If the conflict escalates, the number of IDPs in the state will increase. So, I’d like to urge businesspeople not just to look out for your own profit, but also to consider the welfare of our people. I do not mean all businesspeople are thinking only of profit. Some shop owners are selling their goods at regular prices. I am heartened when I see such people.

Among the downtrodden are people living in conflict zones who have been forced to flee their homes, or cannot plant or reap their crops, due to clashes or fear thereof. This is true hardship, and still a group of people have the nerve to overcharge for rice and other foodstuffs.

The situation facing people in Arakan State amid fierce fighting between the Tatmadaw and the AA is worse than the COVID-19 outbreak. The spread of the virus can be contained, and infected people can and do recover. But there is no medical treatment to cure feelings of constant fear that at any moment an errant artillery shell could end your life or destroy everything you own.

Currently, about 60 villages are uninhabited; their residents having fled Tatmadaw-AA hostilities. Some IDPs have no home to return to because their houses were destroyed during the clashes. Others have lost cattle and, with that, an important source of livelihood.

Now add to this the COVID-19 factor. A facemask that cost K50 in normal times is now K1,200. Even health workers are having to buy masks at these overinflated prices when their clinic or hospital is unable to distribute adequate supplies to their staff.

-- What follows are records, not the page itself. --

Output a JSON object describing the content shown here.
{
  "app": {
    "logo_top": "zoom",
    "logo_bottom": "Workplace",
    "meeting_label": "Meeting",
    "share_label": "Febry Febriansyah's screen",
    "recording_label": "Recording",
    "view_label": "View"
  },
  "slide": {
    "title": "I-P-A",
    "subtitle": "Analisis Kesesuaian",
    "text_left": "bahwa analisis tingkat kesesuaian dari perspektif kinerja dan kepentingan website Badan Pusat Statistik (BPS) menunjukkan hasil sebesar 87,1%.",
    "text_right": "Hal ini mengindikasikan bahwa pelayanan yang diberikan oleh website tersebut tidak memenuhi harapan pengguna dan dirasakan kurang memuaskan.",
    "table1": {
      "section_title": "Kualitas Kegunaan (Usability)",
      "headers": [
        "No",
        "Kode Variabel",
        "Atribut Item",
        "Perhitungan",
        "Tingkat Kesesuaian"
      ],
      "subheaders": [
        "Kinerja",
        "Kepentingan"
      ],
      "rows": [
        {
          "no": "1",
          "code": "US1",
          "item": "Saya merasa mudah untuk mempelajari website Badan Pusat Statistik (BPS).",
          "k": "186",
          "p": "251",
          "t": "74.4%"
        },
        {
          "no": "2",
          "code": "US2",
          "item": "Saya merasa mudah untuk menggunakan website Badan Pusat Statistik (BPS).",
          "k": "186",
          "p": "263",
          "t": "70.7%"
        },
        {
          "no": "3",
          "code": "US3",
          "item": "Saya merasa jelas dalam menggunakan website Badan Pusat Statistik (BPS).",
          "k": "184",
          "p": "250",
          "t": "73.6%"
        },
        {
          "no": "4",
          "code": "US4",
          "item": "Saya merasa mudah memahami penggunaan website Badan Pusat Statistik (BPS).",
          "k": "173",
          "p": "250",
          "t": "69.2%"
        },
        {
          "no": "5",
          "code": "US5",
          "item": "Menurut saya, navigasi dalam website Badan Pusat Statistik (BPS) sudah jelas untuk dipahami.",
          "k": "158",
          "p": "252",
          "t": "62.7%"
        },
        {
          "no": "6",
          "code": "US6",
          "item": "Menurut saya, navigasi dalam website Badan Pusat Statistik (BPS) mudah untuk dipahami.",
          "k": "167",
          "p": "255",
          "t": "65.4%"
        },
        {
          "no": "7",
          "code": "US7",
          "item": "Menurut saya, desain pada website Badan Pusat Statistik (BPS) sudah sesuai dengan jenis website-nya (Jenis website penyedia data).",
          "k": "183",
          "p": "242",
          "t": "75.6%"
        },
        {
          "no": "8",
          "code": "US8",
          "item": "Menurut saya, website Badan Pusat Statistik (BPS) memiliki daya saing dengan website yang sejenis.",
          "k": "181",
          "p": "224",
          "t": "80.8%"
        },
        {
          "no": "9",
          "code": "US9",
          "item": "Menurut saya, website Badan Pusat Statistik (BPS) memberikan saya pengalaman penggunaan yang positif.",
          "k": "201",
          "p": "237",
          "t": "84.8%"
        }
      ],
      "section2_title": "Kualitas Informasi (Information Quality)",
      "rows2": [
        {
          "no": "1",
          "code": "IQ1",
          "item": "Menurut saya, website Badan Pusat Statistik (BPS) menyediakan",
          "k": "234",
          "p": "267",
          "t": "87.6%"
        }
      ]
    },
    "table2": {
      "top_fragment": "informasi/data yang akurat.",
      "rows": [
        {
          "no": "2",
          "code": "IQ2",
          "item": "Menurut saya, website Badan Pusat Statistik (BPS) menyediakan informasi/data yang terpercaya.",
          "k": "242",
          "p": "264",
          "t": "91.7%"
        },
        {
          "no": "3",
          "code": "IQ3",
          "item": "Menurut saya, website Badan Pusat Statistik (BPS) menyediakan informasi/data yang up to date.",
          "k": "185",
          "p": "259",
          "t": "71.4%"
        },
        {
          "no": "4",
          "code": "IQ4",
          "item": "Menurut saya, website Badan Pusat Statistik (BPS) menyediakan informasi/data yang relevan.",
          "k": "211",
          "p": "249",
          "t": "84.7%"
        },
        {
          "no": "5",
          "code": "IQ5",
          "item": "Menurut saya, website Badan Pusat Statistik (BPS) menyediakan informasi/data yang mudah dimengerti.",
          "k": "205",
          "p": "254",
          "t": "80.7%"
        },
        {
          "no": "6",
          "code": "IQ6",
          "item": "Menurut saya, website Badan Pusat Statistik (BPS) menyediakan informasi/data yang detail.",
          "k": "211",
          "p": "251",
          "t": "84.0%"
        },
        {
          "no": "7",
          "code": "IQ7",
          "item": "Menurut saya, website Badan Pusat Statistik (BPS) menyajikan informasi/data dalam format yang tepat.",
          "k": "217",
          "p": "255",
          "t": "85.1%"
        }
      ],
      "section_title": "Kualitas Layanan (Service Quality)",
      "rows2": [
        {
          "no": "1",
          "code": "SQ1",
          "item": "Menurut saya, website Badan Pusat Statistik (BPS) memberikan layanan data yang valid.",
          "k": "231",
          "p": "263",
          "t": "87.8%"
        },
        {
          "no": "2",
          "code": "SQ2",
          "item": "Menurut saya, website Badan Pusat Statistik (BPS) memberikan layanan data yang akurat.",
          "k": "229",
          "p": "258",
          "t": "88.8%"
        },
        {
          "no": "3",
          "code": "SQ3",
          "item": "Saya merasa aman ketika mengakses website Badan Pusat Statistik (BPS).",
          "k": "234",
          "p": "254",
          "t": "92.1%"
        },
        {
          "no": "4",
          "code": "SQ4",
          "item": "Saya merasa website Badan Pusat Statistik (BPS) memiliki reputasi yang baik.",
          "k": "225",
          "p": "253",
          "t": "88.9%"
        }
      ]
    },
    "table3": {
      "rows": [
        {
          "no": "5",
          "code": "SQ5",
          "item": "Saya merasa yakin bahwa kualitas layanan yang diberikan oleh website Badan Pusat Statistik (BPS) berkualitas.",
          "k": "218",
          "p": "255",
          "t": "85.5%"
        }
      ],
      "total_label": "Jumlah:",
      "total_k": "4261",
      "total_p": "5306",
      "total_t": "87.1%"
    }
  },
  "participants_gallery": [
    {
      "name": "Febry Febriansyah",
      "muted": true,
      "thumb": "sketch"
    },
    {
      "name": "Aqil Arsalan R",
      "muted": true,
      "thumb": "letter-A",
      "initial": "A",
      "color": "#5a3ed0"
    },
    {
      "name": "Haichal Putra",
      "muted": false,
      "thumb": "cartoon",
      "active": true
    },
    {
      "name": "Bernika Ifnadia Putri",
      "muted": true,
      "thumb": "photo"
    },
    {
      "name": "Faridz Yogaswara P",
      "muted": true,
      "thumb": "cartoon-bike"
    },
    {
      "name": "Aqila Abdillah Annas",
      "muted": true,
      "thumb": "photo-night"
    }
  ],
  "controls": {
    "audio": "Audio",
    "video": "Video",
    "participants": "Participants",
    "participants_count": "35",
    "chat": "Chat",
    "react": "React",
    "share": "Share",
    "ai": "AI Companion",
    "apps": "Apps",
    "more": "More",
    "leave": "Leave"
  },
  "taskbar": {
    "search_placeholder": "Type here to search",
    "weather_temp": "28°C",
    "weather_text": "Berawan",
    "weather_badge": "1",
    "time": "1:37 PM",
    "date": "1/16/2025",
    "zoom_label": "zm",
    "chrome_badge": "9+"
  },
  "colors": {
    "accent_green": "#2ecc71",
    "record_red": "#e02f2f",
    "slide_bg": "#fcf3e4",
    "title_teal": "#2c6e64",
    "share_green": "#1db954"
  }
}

Meanwhile, more than 1 million people living in eight townships of Arakan State and Paletwa Township in Chin State are being denied mobile internet access, and so a valuable source of information about the virus and how to prevent infection and spread is unavailable to them.

And returning once more to those IDP camps: the close-quarters and crowded temporary living arrangements pose a high risk for rapid coronavirus contagion. Additionally, April is the time of year when migrant workers from abroad and living elsewhere in Myanmar return home for the Thingyan holiday. In some regions, 14-day quarantine plans are being followed systematically, but for the most part, efforts are haphazard and inconsistent at best. If just one person with the virus spends time in an IDP camp, an explosion of infections could ensue, with little in the way of healthcare infrastructure to handle such an outbreak.

COVID-19 does not discriminate between the rich and the poor; it is an equal-opportunity infector. Thus, I’d like to ask our Arakanese people to help those in the state who are suffering hardships from all directions, and I urge the business class not to seek to profit from the troubling times we live in.

I also want to advise authorities and civil society organisations to be on the lookout for those rapacious folk whose cannot contain their greed, and to name, shame and if need be take stronger action against them. Together we can and must summon the best within ourselves to face the coronavirus, war and whatever else may come.